Austrobaileya
- Discipline: Botany
- Language: English

Publication details
- Former name: Contributions from the Queensland Herbarium
- History: 1977-present
- Publisher: Queensland Herbarium (Australia)
- Frequency: Annually
- Open access: Yes

Standard abbreviations
- ISO 4: Austrobaileya

Indexing
- ISSN: 0155-4131
- JSTOR: 01554131
- OCLC no.: 729349372
- Contributions from the Queensland Herbarium
- ISSN: 2202-0802

Links
- Journal homepage; Contributions from the Queensland Herbarium archive at JSTOR;

= Austrobaileya (journal) =

Austrobaileya is a peer-reviewed annual scientific journal published by the Queensland Herbarium.
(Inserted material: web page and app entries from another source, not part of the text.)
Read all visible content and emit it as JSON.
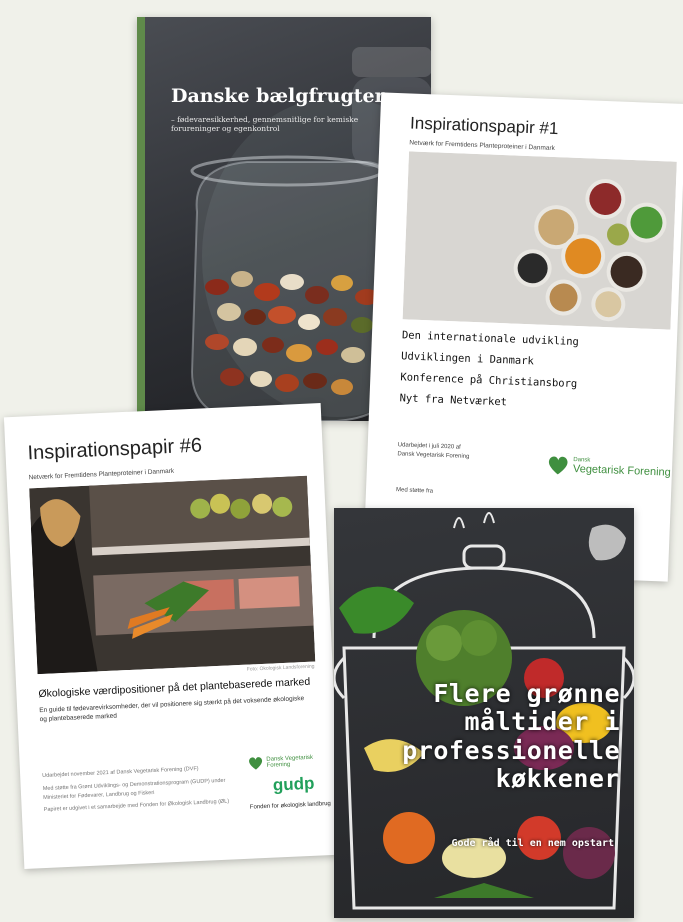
{
  "covers": {
    "baelgfrugter": {
      "title": "Danske bælgfrugter",
      "subtitle": "– fødevaresikkerhed, gennemsnitlige for kemiske forureninger og egenkontrol"
    },
    "papir1": {
      "title": "Inspirationspapir #1",
      "network": "Netværk for Fremtidens Planteproteiner i Danmark",
      "toc": [
        "Den internationale udvikling",
        "Udviklingen i Danmark",
        "Konference på Christiansborg",
        "Nyt fra Netværket"
      ],
      "published_line1": "Udarbejdet i juli 2020 af",
      "published_line2": "Dansk Vegetarisk Forening",
      "logo_small": "Dansk",
      "logo_big": "Vegetarisk Forening",
      "support": "Med støtte fra"
    },
    "papir6": {
      "title": "Inspirationspapir #6",
      "network": "Netværk for Fremtidens Planteproteiner i Danmark",
      "photo_credit": "Foto: Okologisk Landsforening",
      "heading": "Økologiske værdipositioner på det plantebaserede marked",
      "description": "En guide til fødevarevirksomheder, der vil positionere sig stærkt på det voksende økologiske og plantebaserede marked",
      "pub1": "Udarbejdet november 2021 af Dansk Vegetarisk Forening (DVF)",
      "pub2": "Med støtte fra Grønt Udviklings- og Demonstrationsprogram (GUDP) under Ministeriet for Fødevarer, Landbrug og Fiskeri",
      "pub3": "Papiret er udgivet i et samarbejde med Fonden for Økologisk Landbrug (ØL)",
      "logo_text": "Dansk Vegetarisk Forening",
      "gudp": "gudp",
      "organic": "Fonden for økologisk landbrug"
    },
    "flere": {
      "title_lines": [
        "Flere grønne",
        "måltider i",
        "professionelle",
        "køkkener"
      ],
      "tagline": "Gode råd til en nem opstart"
    }
  },
  "colors": {
    "green_accent": "#3f8f3f",
    "gudp_green": "#22a05b",
    "dark_cover": "#2b2c30"
  }
}
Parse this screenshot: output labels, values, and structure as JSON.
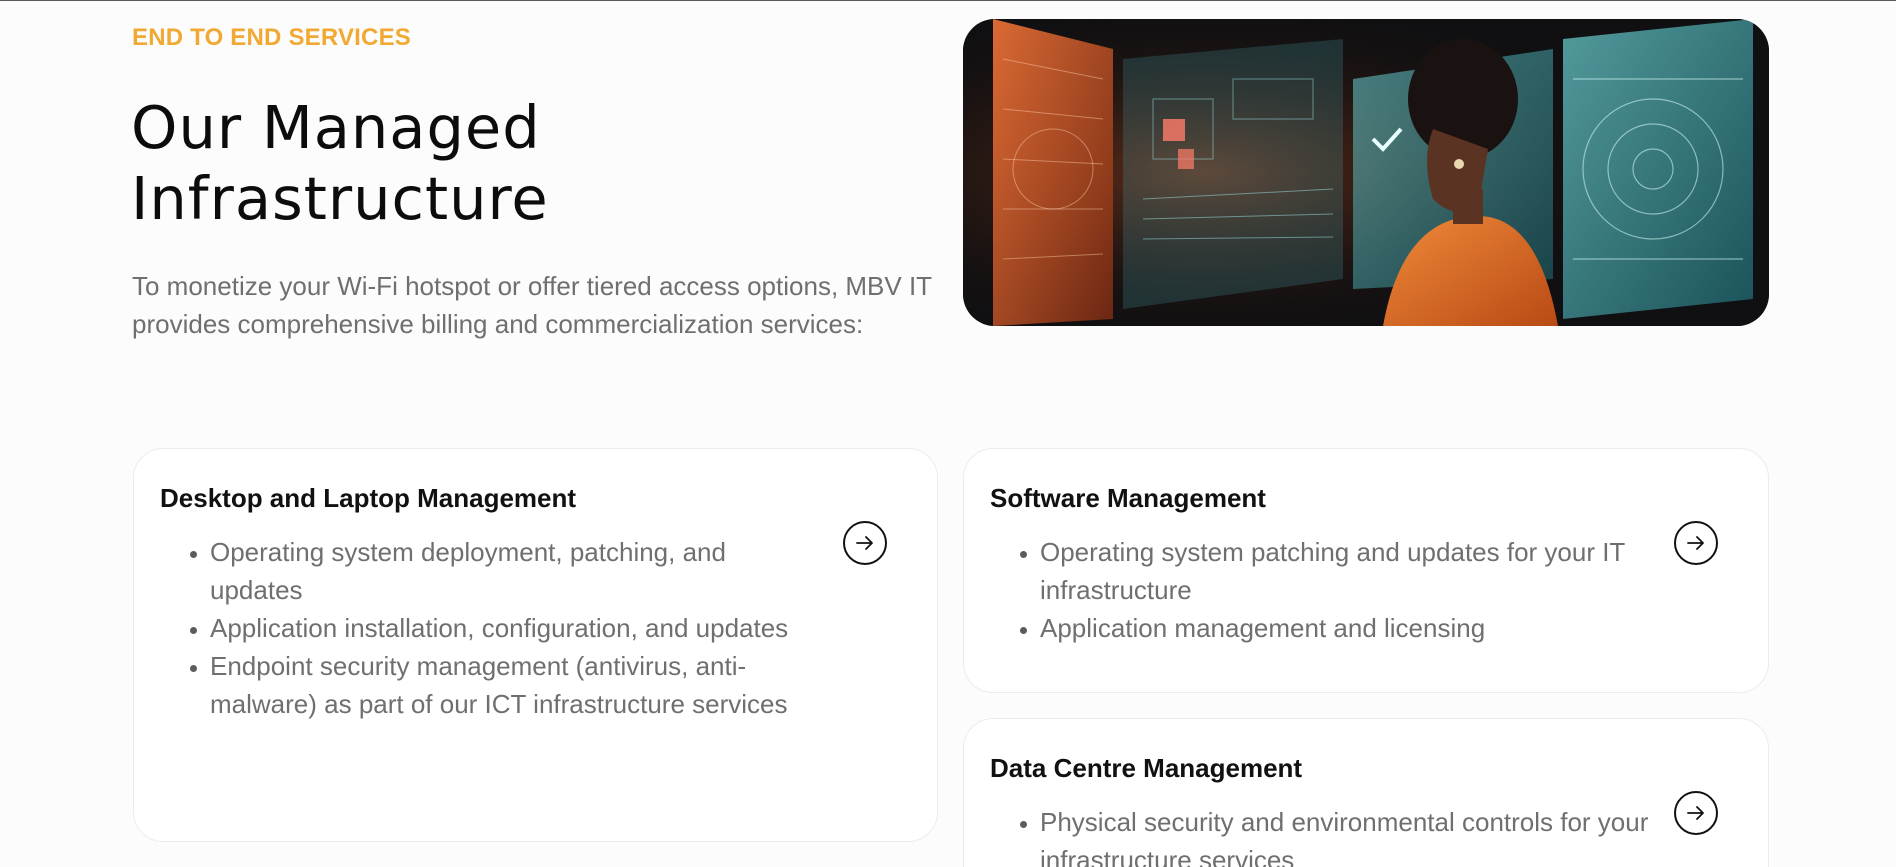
{
  "section": {
    "eyebrow": "END TO END SERVICES",
    "title": "Our Managed\nInfrastructure",
    "intro": "To monetize your Wi-Fi hotspot or offer tiered access options, MBV IT provides comprehensive billing and commercialization services:"
  },
  "colors": {
    "accent": "#f2a934",
    "heading": "#0c0c0c",
    "body_text": "#6f6f6f",
    "card_border": "#ececec"
  },
  "hero_image": {
    "alt": "Woman looking at holographic data screens"
  },
  "cards": [
    {
      "title": "Desktop and Laptop Management",
      "items": [
        "Operating system deployment, patching, and updates",
        "Application installation, configuration, and updates",
        "Endpoint security management (antivirus, anti-malware) as part of our ICT infrastructure services"
      ],
      "button_icon": "arrow-right-circle-icon"
    },
    {
      "title": "Software Management",
      "items": [
        "Operating system patching and updates for your IT infrastructure",
        "Application management and licensing"
      ],
      "button_icon": "arrow-right-circle-icon"
    },
    {
      "title": "Data Centre Management",
      "items": [
        "Physical security and environmental controls for your infrastructure services"
      ],
      "button_icon": "arrow-right-circle-icon"
    }
  ]
}
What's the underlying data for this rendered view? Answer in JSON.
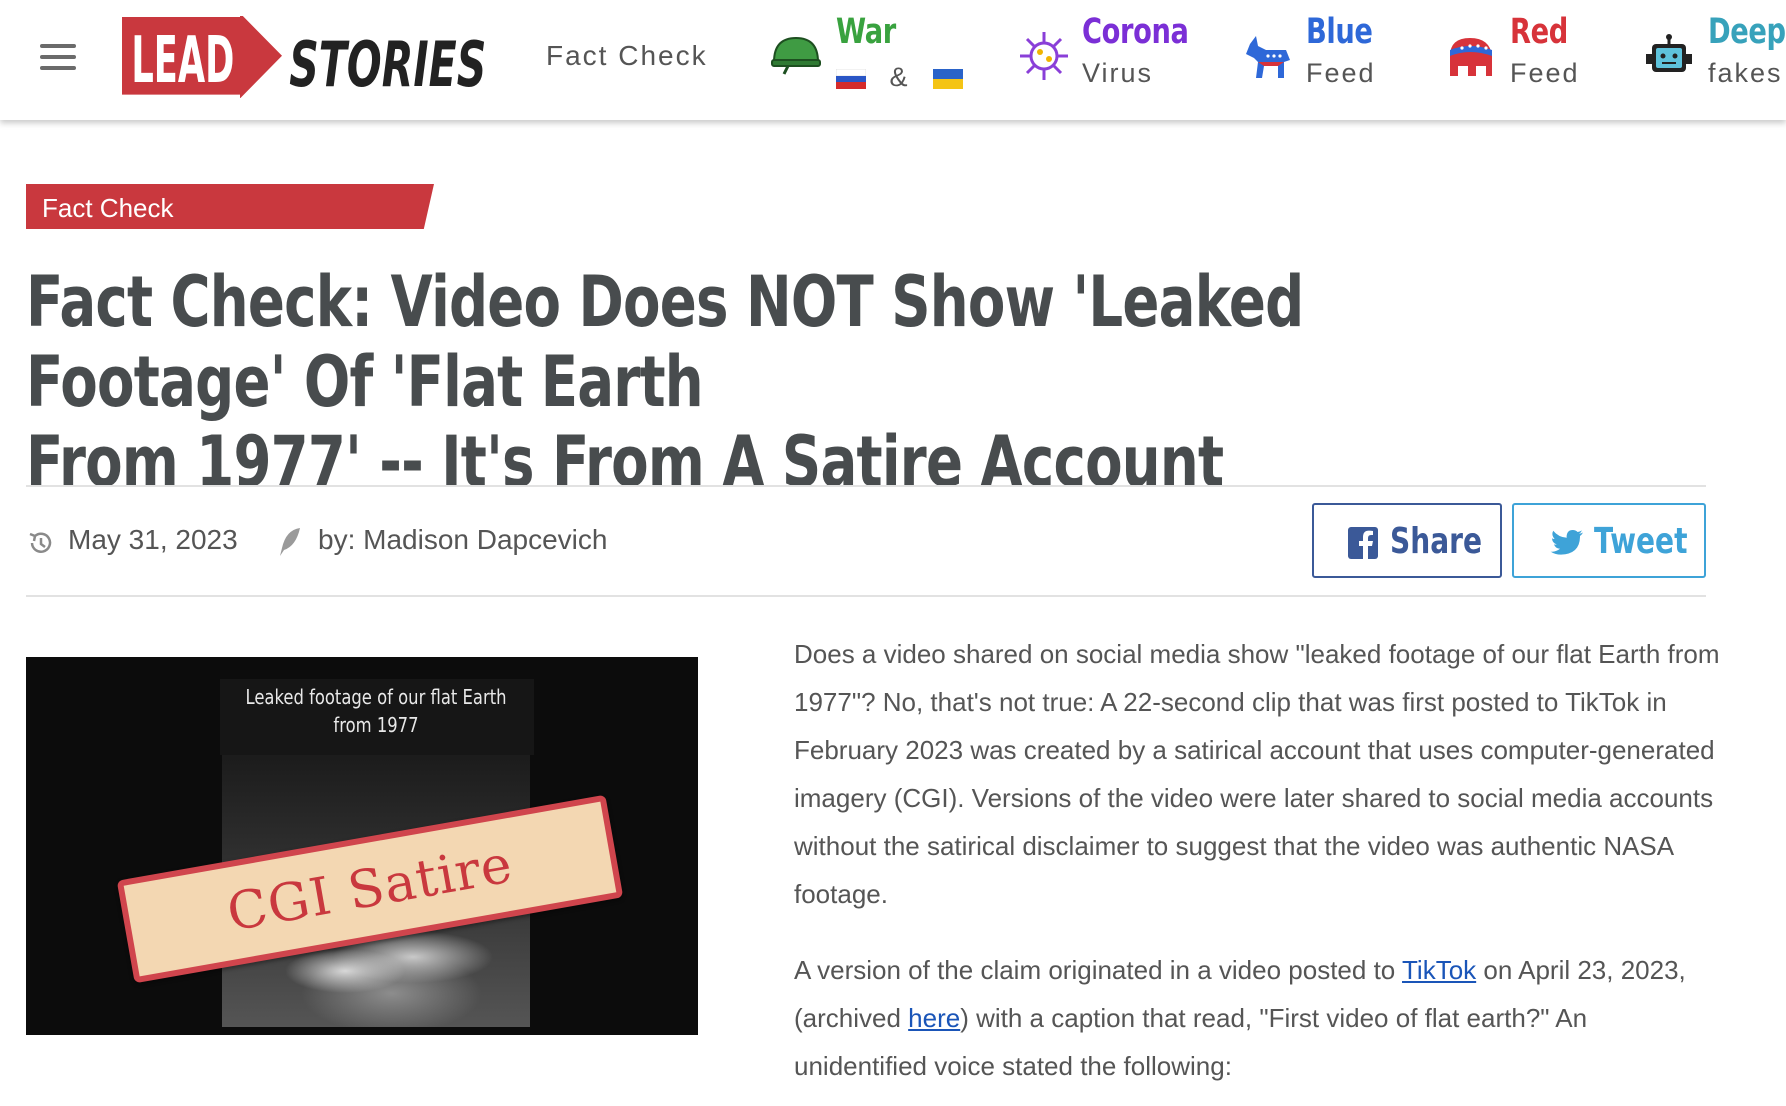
{
  "header": {
    "logo_text_left": "LEAD",
    "logo_text_right": "STORIES",
    "fact_check_link": "Fact Check",
    "nav": [
      {
        "title": "War",
        "sub_amp": "&",
        "icon": "helmet-icon",
        "color": "#39a23f"
      },
      {
        "title": "Corona",
        "sub": "Virus",
        "icon": "virus-icon",
        "color": "#7b2fd6"
      },
      {
        "title": "Blue",
        "sub": "Feed",
        "icon": "donkey-icon",
        "color": "#2e68d8"
      },
      {
        "title": "Red",
        "sub": "Feed",
        "icon": "elephant-icon",
        "color": "#d7333a"
      },
      {
        "title": "Deep",
        "sub": "fakes",
        "icon": "robot-icon",
        "color": "#37a2bb"
      }
    ]
  },
  "article": {
    "category_tag": "Fact Check",
    "headline_line1": "Fact Check: Video Does NOT Show 'Leaked Footage' Of 'Flat Earth",
    "headline_line2": "From 1977' -- It's From A Satire Account",
    "date": "May 31, 2023",
    "author": "by: Madison Dapcevich",
    "share_label": "Share",
    "tweet_label": "Tweet",
    "thumbnail": {
      "caption_line1": "Leaked footage of our flat Earth",
      "caption_line2": "from 1977",
      "stamp": "CGI Satire"
    },
    "paragraph1": "Does a video shared on social media show \"leaked footage of our flat Earth from 1977\"? No, that's not true: A 22-second clip that was first posted to TikTok in February 2023 was created by a satirical account that uses computer-generated imagery (CGI). Versions of the video were later shared to social media accounts without the satirical disclaimer to suggest that the video was authentic NASA footage.",
    "paragraph2_a": "A version of the claim originated in a video posted to ",
    "paragraph2_link1": "TikTok",
    "paragraph2_b": " on April 23, 2023, (archived ",
    "paragraph2_link2": "here",
    "paragraph2_c": ") with a caption that read, \"First video of flat earth?\" An unidentified voice stated the following:"
  },
  "colors": {
    "accent_red": "#c9383e",
    "facebook_blue": "#3b5998",
    "twitter_blue": "#3ea3d8",
    "link_blue": "#1a55b8"
  }
}
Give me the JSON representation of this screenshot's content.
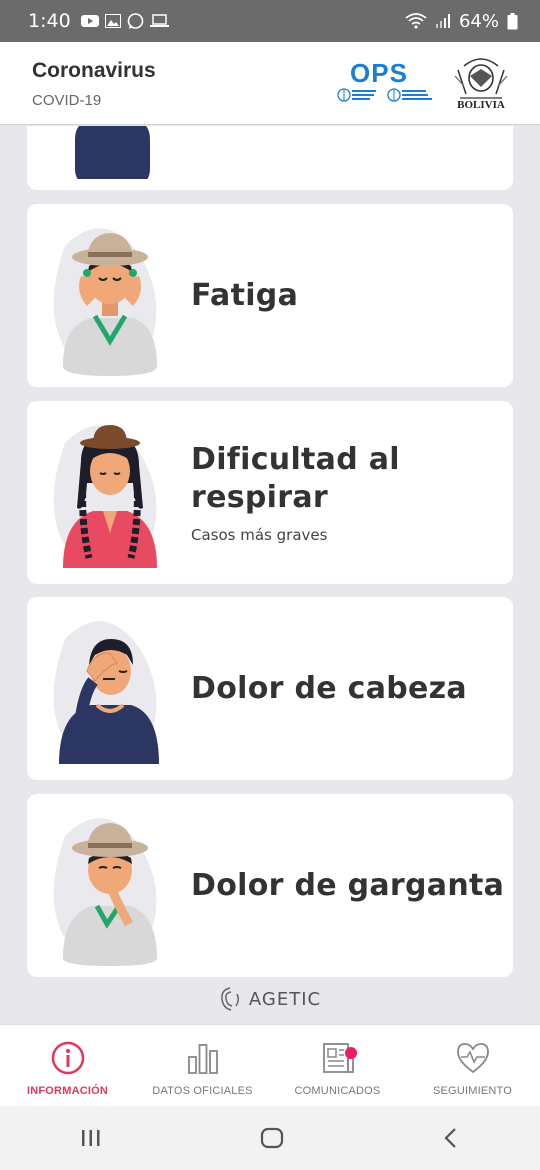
{
  "status_bar": {
    "time": "1:40",
    "battery": "64%",
    "left_icons": [
      "youtube-icon",
      "gallery-icon",
      "whatsapp-icon",
      "laptop-icon"
    ],
    "right_icons": [
      "wifi-icon",
      "signal-icon",
      "battery-icon"
    ]
  },
  "header": {
    "title": "Coronavirus",
    "subtitle": "COVID-19",
    "logo_ops": "OPS",
    "logo_bolivia": "BOLIVIA"
  },
  "symptoms": [
    {
      "label": "",
      "sub": "",
      "illustration": "person-navy-shirt"
    },
    {
      "label": "Fatiga",
      "sub": "",
      "illustration": "person-hat-hands-on-face"
    },
    {
      "label": "Dificultad al respirar",
      "label_lines": [
        "Dificultad al",
        "respirar"
      ],
      "sub": "Casos más graves",
      "illustration": "woman-bowler-hat"
    },
    {
      "label": "Dolor de cabeza",
      "sub": "",
      "illustration": "person-hand-on-head"
    },
    {
      "label": "Dolor de garganta",
      "sub": "",
      "illustration": "person-hat-hand-on-throat"
    }
  ],
  "footer_brand": "AGETIC",
  "bottom_nav": [
    {
      "label": "INFORMACIÓN",
      "icon": "info-icon",
      "active": true
    },
    {
      "label": "DATOS OFICIALES",
      "icon": "bar-chart-icon",
      "active": false
    },
    {
      "label": "COMUNICADOS",
      "icon": "newspaper-icon",
      "active": false,
      "badge": true
    },
    {
      "label": "SEGUIMIENTO",
      "icon": "heart-pulse-icon",
      "active": false
    }
  ],
  "colors": {
    "accent": "#e0385a",
    "badge": "#e91e63",
    "ops_blue": "#1a7fd1",
    "background": "#e8e8ec"
  }
}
It covers systematic botany, relating to the flora of Queensland and in particular tropical Australia. It was established in 1968 as Contributions from the Queensland Herbarium, obtaining its current title in 1977, with volume numbering restarted at 1. Since 2015, the journal is published open access, with print versions available on subscription. Older issues are available online from JSTOR.

The journal was named after the Queensland endemic genus Austrobaileya.

==Abstracting and indexing==
The journal is abstracted and indexed in Biological Abstracts, BIOSIS Previews, CAB Abstracts, and Scopus.